Bad Bots in the Agentic Age: What the 2026 Thales Bad Bot Report Reveals

The 2026 Thales Bad Bot Report paints a stark picture of an internet increasingly dominated by automated actors. Over half of all traffic now originates from bots, with malicious variants accounting for 40%—a rise fueled by sophisticated AI agents that mimic human behavior. This surge has been quantified by a tenfold jump in daily AI‑driven attacks, from 2 million in 2024 to 25 million in 2025, underscoring the rapid adoption of autonomous scripts across the web.

API endpoints have become the new front line of defense as attackers bypass traditional user interfaces to exploit backend services directly. The report highlights that data leakage alone represents 26% of API‑related bot threats, followed by remote code execution and business‑logic abuses. Financial services, handling sensitive transactions, absorbed 24% of total bot attacks, while the retail sector faced the highest concentration of AI‑driven bots, leveraging real‑time pricing and inventory data to execute high‑frequency exploits. These trends signal a shift from surface‑level scanning to deep, automated manipulation of core business processes.

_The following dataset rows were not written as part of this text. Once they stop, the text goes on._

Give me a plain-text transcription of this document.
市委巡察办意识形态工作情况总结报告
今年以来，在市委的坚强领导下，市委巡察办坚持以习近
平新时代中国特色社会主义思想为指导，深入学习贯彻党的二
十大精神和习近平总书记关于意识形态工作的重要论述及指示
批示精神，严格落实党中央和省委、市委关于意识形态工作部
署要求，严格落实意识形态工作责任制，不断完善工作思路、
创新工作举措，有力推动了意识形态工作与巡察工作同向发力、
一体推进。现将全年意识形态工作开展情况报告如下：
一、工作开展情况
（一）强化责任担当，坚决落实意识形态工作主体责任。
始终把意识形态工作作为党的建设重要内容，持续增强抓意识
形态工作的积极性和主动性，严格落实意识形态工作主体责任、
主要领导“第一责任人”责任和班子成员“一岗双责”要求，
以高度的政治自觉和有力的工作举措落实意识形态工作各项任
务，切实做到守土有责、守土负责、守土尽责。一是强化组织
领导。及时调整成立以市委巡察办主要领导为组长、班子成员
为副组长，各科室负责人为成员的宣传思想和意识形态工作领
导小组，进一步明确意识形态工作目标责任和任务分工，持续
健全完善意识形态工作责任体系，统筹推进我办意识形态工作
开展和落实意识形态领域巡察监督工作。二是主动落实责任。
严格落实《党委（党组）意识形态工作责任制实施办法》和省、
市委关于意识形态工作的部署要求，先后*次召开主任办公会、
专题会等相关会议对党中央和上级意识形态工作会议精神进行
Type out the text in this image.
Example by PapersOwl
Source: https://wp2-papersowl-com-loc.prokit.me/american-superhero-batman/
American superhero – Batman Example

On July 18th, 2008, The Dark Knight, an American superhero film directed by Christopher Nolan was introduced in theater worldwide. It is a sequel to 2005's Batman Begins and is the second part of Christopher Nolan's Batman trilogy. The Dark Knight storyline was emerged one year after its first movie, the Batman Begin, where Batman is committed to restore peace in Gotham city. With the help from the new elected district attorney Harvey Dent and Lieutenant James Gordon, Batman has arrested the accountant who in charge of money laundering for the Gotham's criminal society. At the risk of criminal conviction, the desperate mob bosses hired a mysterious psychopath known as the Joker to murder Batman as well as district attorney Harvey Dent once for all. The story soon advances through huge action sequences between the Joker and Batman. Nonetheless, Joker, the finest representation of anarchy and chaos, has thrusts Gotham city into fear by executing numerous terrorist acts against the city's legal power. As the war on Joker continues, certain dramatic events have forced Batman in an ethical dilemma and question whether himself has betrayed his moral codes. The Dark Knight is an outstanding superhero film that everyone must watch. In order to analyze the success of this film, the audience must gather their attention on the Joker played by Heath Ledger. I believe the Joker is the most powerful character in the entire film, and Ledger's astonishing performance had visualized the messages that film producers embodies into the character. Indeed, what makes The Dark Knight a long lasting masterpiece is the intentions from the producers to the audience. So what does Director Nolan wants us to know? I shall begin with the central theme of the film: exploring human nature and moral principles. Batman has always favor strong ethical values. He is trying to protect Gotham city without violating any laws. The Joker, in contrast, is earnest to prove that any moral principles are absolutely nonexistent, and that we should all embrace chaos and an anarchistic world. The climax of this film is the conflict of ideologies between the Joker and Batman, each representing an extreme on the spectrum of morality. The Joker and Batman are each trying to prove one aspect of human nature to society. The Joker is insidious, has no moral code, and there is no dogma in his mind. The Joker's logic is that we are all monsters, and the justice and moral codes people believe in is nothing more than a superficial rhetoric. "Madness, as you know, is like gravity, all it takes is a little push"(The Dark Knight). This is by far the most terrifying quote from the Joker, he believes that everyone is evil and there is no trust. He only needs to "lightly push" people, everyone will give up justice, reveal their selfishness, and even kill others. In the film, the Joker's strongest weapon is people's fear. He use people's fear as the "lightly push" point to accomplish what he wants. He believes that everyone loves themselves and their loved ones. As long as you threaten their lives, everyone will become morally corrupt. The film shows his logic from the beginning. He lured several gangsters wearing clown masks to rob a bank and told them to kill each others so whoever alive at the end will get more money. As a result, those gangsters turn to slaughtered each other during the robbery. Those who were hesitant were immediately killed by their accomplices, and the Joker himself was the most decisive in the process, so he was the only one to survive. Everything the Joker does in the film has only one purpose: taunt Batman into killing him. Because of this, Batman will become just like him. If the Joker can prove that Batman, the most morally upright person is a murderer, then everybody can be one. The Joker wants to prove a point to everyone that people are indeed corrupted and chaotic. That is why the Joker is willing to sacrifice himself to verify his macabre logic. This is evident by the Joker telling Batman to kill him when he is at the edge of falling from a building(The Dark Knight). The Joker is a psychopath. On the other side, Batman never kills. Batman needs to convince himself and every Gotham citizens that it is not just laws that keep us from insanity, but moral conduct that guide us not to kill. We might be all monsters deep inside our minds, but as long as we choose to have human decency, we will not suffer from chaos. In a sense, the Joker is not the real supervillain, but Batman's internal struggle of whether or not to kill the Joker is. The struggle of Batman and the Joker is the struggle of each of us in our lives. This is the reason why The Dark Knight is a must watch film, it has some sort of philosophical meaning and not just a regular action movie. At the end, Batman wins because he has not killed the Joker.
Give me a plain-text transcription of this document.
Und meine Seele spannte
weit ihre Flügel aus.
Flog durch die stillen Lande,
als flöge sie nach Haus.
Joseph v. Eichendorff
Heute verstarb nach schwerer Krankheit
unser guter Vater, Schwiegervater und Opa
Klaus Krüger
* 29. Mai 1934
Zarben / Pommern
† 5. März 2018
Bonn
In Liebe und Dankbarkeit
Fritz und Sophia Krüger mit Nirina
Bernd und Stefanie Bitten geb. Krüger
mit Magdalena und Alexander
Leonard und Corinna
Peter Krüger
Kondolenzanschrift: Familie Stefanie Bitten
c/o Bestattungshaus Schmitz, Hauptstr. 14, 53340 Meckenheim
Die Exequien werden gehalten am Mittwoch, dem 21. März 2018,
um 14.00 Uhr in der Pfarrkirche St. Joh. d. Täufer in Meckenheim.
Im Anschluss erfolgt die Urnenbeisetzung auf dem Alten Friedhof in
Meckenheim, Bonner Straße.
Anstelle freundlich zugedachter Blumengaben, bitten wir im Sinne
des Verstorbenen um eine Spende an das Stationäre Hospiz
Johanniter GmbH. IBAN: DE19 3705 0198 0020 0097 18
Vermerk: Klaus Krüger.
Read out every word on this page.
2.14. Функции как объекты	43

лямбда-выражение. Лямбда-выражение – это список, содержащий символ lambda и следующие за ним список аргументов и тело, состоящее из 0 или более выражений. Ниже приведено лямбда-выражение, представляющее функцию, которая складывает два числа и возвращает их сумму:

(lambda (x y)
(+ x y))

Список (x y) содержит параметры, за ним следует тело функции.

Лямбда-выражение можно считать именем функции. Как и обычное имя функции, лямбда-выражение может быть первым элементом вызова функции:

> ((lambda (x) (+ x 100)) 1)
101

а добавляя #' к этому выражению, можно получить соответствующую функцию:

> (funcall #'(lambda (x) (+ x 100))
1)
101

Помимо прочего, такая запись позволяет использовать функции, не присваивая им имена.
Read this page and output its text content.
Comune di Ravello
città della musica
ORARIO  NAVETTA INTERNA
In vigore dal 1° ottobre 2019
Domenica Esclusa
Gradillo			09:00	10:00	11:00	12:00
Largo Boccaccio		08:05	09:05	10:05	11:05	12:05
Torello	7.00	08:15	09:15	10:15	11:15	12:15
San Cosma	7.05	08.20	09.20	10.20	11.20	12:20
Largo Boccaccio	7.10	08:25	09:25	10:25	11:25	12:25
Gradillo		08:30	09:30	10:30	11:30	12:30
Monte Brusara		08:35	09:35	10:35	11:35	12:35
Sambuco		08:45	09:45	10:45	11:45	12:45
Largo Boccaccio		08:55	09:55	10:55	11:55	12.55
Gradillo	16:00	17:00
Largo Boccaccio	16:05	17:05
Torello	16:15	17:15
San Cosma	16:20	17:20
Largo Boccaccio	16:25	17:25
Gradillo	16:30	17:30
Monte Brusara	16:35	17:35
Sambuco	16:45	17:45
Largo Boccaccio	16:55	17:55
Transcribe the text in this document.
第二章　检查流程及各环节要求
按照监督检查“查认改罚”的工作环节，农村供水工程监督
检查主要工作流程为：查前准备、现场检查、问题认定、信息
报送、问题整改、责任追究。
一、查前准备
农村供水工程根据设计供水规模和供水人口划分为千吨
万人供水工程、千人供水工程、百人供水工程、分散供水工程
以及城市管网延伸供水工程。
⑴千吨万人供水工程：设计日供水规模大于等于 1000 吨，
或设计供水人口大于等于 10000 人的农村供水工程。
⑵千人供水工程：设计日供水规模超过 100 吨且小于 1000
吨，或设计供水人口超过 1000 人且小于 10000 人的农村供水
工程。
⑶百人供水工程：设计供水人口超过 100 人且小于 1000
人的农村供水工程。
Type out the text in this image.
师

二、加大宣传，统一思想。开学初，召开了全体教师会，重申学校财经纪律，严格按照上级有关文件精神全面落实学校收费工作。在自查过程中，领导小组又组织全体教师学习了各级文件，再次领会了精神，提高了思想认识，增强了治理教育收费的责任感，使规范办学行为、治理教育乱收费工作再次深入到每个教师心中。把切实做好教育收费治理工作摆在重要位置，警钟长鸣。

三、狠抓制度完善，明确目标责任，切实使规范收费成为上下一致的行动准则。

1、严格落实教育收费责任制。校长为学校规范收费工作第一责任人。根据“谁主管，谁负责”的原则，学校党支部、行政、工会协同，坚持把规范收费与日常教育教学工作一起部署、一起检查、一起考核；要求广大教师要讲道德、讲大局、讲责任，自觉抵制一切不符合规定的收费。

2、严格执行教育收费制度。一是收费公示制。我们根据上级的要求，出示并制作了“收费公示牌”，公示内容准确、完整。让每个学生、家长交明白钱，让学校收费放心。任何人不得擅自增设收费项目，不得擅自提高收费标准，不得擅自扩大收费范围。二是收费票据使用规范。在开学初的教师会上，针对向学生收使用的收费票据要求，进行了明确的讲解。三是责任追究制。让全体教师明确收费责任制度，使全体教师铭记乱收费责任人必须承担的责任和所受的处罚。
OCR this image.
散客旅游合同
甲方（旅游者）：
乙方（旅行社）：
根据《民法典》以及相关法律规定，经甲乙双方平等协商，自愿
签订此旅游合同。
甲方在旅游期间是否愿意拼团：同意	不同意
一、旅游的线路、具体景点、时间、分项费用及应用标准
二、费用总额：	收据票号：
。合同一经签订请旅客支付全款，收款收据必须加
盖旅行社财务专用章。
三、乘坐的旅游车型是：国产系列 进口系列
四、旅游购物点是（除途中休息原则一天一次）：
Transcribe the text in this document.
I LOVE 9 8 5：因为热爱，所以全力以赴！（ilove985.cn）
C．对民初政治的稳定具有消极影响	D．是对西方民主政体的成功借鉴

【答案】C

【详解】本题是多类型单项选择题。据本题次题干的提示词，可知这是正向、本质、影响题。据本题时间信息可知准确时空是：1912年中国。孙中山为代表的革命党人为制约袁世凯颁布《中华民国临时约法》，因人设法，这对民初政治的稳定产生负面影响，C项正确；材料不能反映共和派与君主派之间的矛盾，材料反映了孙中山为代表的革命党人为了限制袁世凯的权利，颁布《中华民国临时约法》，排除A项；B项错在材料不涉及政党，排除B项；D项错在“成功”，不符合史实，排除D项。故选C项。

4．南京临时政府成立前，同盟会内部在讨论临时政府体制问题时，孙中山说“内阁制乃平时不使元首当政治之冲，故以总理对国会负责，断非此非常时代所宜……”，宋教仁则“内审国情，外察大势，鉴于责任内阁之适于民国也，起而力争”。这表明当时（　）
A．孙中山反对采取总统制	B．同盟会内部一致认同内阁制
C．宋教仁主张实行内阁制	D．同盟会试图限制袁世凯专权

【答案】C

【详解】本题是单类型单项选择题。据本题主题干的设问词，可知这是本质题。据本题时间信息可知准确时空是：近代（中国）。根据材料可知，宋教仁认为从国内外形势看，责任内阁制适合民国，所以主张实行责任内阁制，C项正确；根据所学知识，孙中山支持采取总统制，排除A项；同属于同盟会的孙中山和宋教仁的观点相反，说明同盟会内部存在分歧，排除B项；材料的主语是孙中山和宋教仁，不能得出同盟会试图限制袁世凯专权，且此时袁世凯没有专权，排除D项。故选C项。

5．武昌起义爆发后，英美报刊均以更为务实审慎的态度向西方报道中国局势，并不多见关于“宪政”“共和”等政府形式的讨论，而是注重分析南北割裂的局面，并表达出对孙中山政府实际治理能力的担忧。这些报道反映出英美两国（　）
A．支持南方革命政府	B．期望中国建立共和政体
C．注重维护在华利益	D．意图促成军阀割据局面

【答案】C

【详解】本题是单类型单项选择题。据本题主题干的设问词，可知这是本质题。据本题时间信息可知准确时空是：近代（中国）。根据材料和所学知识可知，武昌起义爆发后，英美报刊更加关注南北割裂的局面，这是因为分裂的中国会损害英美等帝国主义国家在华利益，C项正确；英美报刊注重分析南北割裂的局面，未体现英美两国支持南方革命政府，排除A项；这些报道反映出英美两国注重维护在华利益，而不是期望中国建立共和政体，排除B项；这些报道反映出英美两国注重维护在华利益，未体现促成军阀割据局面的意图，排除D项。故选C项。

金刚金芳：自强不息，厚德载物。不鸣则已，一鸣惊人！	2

For organizations, the challenge now lies in differentiating legitimate automation from malicious activity. Conventional safeguards—IP reputation, user‑agent filtering, and static rate limits—are increasingly ineffective against bots that operate through legitimate browsers and residential proxies. The report recommends a layered strategy: treating APIs as critical infrastructure, deploying adaptive AI‑based detection that learns from evolving bot behavior, and integrating human expertise for nuanced threat triage. Companies that adopt these proactive measures will better protect digital assets and maintain trust in an era where automation is the default state of the internet.